Maybe I shouldn't be printing from his book but here is a short bit that explains instinctive shooting:

"Instinctive archery requires an alliance between the subconscious and the conscious. The subconscious learns through hours of practice the mechanics and calculation of archery. The conscious then gives the orders of when (timing) and where (target) those mechanics should be employed".

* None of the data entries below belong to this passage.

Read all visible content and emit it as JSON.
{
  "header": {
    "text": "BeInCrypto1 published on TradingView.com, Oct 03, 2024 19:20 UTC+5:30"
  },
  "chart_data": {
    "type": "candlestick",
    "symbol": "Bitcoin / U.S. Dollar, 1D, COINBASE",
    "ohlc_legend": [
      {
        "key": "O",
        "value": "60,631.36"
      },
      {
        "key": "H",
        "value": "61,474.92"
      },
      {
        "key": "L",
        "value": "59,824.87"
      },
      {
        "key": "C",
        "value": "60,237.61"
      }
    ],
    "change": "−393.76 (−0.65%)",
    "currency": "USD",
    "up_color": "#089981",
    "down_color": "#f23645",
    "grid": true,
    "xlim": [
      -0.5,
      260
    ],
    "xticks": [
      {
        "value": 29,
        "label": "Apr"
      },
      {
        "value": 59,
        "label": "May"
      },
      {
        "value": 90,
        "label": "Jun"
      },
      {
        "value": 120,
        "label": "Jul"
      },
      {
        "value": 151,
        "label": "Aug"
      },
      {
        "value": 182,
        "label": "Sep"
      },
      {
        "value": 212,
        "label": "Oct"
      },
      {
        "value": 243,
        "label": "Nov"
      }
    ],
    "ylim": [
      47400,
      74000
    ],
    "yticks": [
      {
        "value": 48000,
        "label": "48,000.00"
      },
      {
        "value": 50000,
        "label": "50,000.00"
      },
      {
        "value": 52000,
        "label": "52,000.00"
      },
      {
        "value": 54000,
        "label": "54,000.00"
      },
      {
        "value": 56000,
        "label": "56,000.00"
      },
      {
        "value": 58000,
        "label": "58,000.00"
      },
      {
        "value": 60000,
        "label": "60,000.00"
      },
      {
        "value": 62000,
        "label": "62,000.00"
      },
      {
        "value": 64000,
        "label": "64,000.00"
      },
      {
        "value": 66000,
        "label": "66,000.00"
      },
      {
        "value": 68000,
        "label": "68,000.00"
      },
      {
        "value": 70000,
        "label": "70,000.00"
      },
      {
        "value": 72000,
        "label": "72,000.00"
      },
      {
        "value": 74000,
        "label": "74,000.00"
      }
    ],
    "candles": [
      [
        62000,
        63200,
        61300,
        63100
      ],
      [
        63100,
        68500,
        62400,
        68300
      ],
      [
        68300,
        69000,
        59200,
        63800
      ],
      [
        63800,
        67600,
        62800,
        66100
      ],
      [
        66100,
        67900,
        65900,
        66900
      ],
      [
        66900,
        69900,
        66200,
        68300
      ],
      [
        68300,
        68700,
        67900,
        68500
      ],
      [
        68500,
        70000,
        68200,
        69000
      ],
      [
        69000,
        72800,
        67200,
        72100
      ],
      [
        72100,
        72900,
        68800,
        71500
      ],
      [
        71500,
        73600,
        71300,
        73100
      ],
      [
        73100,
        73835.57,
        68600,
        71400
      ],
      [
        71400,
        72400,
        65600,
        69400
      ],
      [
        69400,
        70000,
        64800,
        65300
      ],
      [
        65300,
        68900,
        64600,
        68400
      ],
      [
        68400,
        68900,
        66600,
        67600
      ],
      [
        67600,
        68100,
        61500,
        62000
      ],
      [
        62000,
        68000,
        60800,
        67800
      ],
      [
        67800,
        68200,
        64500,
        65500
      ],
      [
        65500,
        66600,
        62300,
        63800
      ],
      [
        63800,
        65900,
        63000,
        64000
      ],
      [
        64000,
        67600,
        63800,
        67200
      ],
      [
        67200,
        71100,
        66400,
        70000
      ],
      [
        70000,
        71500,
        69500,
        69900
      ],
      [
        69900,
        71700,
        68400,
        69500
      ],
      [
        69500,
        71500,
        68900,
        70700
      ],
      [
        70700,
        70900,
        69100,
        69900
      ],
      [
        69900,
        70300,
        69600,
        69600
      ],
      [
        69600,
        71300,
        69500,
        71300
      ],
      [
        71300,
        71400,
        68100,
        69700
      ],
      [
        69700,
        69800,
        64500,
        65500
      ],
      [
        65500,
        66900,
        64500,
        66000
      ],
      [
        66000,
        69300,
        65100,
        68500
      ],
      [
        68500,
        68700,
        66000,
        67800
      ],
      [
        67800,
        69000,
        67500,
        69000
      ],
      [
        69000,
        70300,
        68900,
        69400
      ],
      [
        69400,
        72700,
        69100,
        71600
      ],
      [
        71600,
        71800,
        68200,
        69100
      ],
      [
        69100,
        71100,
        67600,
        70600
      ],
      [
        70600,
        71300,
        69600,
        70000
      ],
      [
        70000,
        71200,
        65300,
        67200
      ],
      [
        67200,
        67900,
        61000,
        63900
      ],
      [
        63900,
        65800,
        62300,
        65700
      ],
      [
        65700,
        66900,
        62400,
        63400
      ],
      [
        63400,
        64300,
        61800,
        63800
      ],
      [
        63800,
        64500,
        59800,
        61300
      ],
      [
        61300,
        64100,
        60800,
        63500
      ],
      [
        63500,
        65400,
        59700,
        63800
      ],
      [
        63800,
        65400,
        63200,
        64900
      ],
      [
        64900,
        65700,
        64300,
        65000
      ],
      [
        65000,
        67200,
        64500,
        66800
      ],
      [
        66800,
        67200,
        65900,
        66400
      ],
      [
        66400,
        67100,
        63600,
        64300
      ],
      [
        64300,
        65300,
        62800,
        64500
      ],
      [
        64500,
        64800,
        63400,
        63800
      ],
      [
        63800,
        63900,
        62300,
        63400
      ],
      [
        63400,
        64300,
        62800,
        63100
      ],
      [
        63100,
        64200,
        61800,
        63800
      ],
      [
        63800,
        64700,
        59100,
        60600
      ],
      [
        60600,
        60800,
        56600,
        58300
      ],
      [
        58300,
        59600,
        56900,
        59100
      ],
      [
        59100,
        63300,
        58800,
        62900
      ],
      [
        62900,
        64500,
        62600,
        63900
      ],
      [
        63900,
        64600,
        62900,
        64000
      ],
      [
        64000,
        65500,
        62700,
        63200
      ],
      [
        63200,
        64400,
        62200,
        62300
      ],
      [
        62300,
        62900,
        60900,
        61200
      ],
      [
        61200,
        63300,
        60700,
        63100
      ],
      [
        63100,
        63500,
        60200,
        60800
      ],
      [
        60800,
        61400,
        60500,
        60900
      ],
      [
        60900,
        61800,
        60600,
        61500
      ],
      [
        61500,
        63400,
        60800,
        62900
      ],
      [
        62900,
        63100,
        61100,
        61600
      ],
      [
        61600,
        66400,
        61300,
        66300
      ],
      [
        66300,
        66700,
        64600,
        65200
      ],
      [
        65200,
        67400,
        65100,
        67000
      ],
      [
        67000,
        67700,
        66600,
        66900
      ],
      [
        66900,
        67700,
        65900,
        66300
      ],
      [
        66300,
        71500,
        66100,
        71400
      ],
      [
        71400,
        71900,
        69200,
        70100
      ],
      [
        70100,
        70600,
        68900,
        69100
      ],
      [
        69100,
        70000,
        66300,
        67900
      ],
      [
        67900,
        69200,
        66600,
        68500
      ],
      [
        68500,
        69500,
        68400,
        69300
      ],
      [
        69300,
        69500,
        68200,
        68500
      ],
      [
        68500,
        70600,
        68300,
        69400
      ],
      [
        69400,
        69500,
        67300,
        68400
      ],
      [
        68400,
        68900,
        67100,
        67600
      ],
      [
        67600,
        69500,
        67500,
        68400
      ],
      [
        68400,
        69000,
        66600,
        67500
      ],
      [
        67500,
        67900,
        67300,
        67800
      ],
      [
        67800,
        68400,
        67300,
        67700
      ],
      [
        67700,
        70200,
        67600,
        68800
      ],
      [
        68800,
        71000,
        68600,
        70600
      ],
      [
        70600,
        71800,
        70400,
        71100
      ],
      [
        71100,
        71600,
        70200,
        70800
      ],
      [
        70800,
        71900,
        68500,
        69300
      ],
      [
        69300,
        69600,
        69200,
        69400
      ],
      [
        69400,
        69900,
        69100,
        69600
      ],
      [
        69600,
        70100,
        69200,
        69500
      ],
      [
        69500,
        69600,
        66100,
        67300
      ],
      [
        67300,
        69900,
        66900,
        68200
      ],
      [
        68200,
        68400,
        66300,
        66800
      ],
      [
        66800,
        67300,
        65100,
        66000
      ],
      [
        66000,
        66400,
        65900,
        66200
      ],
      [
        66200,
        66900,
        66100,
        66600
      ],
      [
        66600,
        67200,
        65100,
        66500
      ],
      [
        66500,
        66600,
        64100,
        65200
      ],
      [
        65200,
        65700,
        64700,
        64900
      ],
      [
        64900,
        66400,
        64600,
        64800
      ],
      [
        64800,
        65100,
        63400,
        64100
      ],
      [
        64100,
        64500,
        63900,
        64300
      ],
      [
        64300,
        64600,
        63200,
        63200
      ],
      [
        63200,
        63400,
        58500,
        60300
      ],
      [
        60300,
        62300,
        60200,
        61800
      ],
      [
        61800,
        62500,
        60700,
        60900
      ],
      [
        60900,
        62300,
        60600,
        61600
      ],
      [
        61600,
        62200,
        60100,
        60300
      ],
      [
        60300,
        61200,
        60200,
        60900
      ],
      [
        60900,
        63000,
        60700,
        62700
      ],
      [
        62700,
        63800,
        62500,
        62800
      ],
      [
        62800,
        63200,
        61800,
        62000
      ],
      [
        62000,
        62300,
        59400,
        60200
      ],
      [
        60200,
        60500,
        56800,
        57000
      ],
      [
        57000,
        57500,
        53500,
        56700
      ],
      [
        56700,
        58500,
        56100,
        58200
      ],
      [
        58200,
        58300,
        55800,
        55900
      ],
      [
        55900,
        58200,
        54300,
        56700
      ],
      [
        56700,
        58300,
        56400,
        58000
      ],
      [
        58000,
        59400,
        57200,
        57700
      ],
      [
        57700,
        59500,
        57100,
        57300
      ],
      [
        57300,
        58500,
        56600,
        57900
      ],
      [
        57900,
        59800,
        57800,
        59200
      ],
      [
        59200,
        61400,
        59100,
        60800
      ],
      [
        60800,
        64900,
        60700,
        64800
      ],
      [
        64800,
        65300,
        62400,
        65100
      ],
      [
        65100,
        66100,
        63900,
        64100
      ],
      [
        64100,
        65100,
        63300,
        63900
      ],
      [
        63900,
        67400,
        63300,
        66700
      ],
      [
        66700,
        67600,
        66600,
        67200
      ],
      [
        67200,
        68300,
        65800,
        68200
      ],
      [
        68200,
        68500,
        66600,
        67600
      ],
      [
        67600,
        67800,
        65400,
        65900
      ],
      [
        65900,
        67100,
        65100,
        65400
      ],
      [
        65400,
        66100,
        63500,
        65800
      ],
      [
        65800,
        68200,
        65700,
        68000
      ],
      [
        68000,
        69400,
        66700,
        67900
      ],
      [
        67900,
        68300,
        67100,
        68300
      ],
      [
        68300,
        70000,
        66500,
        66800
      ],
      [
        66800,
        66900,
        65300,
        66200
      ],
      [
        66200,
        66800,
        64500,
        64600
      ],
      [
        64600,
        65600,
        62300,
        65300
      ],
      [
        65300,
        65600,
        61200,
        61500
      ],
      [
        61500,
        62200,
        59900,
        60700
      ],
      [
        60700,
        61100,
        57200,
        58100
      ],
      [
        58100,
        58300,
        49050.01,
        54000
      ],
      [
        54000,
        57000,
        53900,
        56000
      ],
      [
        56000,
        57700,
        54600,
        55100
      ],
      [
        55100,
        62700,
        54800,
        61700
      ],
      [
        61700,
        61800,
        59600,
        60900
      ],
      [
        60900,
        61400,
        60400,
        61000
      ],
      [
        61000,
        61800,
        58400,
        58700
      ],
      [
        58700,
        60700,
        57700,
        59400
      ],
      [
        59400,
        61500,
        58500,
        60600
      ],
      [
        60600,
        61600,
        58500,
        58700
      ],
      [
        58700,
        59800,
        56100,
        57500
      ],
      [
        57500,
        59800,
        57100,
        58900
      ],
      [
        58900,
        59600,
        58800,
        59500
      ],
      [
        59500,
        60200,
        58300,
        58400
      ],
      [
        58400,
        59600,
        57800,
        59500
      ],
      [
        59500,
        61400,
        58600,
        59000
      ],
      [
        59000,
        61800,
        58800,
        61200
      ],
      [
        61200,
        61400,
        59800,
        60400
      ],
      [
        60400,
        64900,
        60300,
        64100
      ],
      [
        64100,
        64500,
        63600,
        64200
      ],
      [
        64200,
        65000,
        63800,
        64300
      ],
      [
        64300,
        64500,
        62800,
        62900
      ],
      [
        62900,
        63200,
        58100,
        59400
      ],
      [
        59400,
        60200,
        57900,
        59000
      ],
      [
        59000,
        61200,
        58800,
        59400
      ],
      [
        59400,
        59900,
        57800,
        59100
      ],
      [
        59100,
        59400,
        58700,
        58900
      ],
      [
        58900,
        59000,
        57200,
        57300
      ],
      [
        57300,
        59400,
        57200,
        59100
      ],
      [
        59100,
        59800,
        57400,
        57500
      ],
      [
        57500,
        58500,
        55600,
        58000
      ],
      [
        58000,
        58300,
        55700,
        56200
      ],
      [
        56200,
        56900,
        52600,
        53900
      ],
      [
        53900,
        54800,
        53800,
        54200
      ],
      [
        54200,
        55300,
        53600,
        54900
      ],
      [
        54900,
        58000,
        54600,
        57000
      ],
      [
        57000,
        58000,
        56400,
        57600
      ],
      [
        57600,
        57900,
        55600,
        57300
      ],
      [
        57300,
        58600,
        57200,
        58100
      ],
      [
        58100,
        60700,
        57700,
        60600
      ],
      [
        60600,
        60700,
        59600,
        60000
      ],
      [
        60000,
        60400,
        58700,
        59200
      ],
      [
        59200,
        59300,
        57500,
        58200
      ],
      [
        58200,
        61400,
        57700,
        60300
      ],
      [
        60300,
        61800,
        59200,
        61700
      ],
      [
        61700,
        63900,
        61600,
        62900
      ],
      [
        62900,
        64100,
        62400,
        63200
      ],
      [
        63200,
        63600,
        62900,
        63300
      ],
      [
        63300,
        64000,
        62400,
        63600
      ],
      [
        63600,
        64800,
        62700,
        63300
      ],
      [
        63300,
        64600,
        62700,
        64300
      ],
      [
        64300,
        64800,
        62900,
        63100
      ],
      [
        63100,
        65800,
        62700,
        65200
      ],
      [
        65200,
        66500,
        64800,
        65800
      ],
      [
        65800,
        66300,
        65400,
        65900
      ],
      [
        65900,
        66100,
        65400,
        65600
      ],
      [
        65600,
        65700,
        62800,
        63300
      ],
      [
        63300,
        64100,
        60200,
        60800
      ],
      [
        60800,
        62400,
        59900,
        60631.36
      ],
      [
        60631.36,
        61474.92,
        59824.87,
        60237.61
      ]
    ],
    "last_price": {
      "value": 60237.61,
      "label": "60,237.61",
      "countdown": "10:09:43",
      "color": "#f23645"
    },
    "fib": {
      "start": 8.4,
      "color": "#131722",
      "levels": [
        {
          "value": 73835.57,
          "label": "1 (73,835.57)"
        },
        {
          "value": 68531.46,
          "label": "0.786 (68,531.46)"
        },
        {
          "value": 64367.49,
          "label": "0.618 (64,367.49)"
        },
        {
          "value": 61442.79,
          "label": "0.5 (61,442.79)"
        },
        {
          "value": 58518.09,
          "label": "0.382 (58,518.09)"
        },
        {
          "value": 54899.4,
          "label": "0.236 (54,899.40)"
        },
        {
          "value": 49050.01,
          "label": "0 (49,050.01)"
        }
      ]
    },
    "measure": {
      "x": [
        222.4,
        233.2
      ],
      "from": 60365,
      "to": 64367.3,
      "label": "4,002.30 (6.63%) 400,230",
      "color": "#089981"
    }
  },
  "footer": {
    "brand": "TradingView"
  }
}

Jay seems to have posted the update to his Target Panic section.
http://www.n-sights....rget_panic.html

If you are an instinctive shooter who enjoys learning why this method works and how to improve then this book might be worth the cheap price. Do a google search for "Instinctive Archery Insights" by Jay Kidwell. 
http://www.amazon.co...l/dp/0963971824
http://www.tradtecha...?itemNo=2630001
http://www.n-sights.net/iai/buy.html

Cheers,
Northerner


----------



## radray (Apr 30, 2011)

Thanks for sharing Northerner. Sounds like a good book. I will look into it.

Raymond


----------



## Dayhiker (Mar 13, 2010)

Definitely will give it a read. Thanks a lot for posting.


----------



## justplainduke (May 31, 2011)

The book is available in Kindle format too. 
I bought it from Amazon last night and started reading immediatly. 
It is definately as interesting as it is easy to read. 
So far so good!


----------



## Dayhiker (Mar 13, 2010)

Yep, just put mine on Kindle and read the first couple of chapters. Interesting.


----------